Managing HPC Deployments in Azure
There are several services available from Azure to help you manage your HPC deployments. These are native services so they integrate smoothly with other Azure services you are using and come with Azure support.
Azure Batch
Azure Batch is a managed service for HPC applications. To use Batch, you configure your VM pool and upload workloads.

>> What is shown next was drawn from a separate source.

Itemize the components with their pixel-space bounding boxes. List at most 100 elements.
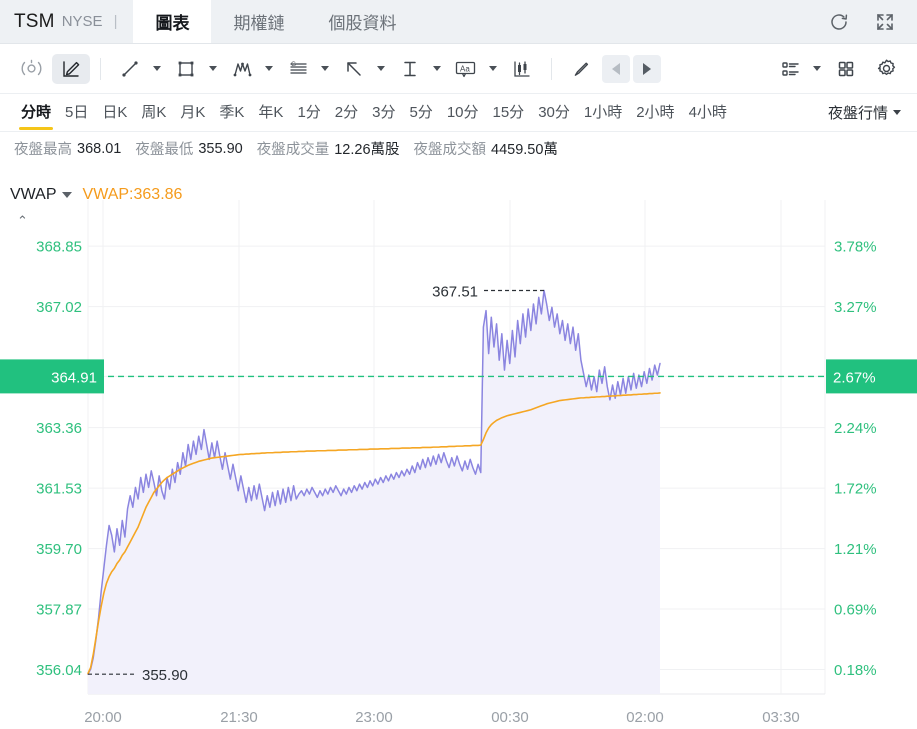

Batch then handles the provisioning of VMs, assigning and running tasks, and monitoring progress. Through Batch, you can autoscale your deployment and set policies for job scheduling.
Microsoft HPC Pack
HPC Pack enables you to administer your VM cluster and schedule and monitor jobs. With HPC Pack, you are responsible for provisioning and managing VMs and network infrastructure. HPC Pack is useful for existing, on-premise HPC workloads that you want to move to the cloud. You can either move these workloads completely or use HPC Pack to manage a hybrid deployment.
Azure CycleCloud
Azure CycleCloud enables you to use any scheduler to:
- Manage your workloads
- Orchestrate job, data, or cloud workflows
- Specify access controls via Active Directory
- Customize clusters via policy and governance features
Schedulers that CycleCloud integrates with include Slurm, Grid Engine, HPC Pack, and Symphony.
Conclusion
The ability to run big data workloads at scale is crucial for many organizations. HPC in Azure can enable you to run workloads from a unified platform and reduce upfront resource costs. It can be particularly cost-effective for organizations that only occasionally run HPC workloads as you only pay for resources during use.
Hopefully, this article helped you understand how you can run HPC workloads in Azure. Using the services introduced here, you can create your first HPC deployment or refine existing deployments.